Several studies have demonstrated the important role of IL-6 in the pathogenesis of PMR and its role in Th17 cell survival and development. A recent review of the literature shows promising options for the future.³² Here, tocilizumab used either with prednisolone or alone appeared effective and safe in treating patients with PMR.³² Further supporting evidence of anti-IL-6 therapy for PMR may come from an ongoing prospective, open-label, phase IIa trial of tocilizumab.³³

Learning points.

• Polymyalgia rheumatica (PMR) is a very unusual complication of immunosuppression but one of which prescribing clinicians should be aware as it can cause distressing symptoms that are treatable with the correct dose of oral glucocorticoid therapy.

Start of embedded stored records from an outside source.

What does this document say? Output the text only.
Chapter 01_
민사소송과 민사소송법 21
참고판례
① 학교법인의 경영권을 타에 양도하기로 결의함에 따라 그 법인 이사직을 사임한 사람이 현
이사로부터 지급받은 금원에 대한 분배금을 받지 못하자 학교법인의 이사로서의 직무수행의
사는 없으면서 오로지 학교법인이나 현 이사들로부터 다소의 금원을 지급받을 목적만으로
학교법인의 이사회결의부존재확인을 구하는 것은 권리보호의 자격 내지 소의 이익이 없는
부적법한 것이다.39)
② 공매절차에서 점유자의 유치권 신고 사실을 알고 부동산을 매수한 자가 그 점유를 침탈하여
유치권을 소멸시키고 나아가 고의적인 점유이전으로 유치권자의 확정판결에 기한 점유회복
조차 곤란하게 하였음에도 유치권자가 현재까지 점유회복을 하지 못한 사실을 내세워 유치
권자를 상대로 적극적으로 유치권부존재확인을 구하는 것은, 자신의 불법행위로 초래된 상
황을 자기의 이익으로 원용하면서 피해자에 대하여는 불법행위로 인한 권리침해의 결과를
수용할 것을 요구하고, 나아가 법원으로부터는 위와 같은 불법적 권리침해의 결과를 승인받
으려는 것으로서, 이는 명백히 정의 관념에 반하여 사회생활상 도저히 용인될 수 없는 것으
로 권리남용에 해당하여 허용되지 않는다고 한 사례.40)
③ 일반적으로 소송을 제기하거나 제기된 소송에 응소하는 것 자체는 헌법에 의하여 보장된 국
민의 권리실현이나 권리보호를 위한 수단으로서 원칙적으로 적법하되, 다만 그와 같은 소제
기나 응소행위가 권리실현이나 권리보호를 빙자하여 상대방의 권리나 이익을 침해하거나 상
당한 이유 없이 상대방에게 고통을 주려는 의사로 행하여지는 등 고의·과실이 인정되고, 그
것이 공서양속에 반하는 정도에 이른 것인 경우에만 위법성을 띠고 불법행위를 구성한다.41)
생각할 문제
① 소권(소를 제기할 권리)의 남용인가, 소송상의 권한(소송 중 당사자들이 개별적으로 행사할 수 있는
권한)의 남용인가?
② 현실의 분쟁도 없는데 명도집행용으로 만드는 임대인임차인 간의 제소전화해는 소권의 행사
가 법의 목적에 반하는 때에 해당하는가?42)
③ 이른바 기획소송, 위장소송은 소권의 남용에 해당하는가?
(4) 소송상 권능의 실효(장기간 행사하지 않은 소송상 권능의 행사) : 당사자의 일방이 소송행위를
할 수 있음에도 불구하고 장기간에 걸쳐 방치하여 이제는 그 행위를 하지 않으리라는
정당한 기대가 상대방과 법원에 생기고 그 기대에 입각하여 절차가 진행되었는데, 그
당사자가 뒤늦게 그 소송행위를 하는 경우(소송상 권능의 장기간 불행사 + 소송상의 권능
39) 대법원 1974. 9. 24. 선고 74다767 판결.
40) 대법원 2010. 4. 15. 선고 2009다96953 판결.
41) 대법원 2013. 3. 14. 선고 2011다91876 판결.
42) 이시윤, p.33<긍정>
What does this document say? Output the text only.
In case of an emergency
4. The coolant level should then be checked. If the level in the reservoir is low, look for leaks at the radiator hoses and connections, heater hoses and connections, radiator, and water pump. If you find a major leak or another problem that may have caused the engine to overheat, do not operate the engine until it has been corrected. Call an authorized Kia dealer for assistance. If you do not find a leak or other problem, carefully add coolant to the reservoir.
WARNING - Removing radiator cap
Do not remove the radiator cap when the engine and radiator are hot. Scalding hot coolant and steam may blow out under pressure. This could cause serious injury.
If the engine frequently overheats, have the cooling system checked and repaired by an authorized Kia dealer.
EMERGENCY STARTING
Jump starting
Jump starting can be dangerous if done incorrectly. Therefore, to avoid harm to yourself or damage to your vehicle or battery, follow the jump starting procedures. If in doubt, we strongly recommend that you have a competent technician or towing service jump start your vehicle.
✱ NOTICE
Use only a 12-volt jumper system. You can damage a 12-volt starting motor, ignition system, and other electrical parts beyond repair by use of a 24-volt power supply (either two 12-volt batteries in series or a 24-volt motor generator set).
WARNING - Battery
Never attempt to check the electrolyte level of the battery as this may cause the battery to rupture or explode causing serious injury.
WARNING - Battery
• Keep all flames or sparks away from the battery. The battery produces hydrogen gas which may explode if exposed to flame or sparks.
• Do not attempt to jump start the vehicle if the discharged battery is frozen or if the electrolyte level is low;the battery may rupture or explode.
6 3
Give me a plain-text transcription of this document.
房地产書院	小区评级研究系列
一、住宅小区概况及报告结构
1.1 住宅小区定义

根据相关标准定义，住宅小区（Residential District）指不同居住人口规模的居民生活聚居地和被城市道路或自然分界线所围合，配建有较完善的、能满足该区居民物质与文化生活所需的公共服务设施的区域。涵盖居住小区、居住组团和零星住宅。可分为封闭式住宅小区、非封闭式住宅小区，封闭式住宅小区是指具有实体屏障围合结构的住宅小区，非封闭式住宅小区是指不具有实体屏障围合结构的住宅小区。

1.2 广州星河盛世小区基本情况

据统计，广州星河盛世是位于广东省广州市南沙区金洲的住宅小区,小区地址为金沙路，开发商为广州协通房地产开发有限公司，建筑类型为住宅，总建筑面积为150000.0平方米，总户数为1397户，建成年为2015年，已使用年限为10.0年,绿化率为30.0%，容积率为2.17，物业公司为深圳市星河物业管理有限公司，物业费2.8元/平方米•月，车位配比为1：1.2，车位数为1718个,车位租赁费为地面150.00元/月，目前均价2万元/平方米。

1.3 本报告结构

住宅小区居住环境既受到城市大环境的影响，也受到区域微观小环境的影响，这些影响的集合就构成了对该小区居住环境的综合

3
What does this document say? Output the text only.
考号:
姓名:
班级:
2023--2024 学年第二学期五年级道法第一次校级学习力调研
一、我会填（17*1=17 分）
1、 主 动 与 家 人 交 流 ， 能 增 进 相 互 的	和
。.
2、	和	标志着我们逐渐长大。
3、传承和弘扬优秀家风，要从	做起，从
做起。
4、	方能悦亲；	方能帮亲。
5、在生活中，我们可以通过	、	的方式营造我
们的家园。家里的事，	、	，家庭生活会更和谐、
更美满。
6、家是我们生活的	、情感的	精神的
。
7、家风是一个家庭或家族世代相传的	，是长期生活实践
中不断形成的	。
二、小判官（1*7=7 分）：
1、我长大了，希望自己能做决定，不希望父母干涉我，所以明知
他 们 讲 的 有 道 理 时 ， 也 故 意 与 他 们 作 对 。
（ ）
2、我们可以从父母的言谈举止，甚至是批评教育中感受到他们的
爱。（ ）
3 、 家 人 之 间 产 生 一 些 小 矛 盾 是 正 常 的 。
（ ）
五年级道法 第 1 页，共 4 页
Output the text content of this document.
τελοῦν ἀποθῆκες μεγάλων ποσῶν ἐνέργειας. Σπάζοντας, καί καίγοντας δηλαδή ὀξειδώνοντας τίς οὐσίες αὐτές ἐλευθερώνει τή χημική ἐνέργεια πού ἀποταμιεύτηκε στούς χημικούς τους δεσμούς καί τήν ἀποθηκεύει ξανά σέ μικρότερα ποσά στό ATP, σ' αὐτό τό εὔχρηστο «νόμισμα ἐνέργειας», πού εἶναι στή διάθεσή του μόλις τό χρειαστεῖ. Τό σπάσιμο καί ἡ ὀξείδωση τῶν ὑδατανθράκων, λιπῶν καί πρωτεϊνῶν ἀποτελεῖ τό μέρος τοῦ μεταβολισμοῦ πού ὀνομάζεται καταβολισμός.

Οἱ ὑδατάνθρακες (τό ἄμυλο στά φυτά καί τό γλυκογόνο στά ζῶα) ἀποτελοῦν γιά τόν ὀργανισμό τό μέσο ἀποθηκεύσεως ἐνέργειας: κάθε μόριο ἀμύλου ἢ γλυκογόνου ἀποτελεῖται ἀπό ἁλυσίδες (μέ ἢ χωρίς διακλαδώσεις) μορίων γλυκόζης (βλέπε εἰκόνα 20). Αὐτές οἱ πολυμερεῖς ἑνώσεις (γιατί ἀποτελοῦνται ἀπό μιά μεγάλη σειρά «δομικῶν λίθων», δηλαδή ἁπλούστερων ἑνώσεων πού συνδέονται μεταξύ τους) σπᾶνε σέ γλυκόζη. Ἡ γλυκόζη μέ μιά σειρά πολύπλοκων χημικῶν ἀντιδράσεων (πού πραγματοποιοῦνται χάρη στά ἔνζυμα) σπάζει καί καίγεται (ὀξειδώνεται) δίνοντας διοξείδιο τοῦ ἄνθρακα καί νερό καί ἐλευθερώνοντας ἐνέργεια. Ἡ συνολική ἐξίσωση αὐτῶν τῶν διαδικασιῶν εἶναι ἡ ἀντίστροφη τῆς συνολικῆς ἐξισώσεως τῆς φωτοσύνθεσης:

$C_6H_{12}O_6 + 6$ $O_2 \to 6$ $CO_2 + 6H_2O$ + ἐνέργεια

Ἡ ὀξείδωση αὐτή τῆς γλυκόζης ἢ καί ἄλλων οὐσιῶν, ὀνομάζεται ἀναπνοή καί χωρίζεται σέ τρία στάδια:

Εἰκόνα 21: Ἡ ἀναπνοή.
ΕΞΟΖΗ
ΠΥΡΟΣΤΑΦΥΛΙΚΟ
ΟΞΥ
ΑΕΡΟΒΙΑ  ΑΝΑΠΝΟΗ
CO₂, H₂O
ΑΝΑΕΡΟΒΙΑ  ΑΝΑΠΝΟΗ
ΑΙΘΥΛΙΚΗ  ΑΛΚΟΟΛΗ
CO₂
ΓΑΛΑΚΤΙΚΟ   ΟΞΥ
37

• We suggest that, at least in this case, the mechanism might be related to a reduction in regulatory T cell function.

• This is particularly interesting given recent reports of a hypoproliferating regulatory T cell compartment with impaired function in active giant cell arteritis; in this study, tocilizumab appeared to restore regulatory T cell numbers and activation markers.³⁴

• We suggest that the potential role of circulating regulatory T cells in PMR, and its relationship to interleukin-6, requires further investigation.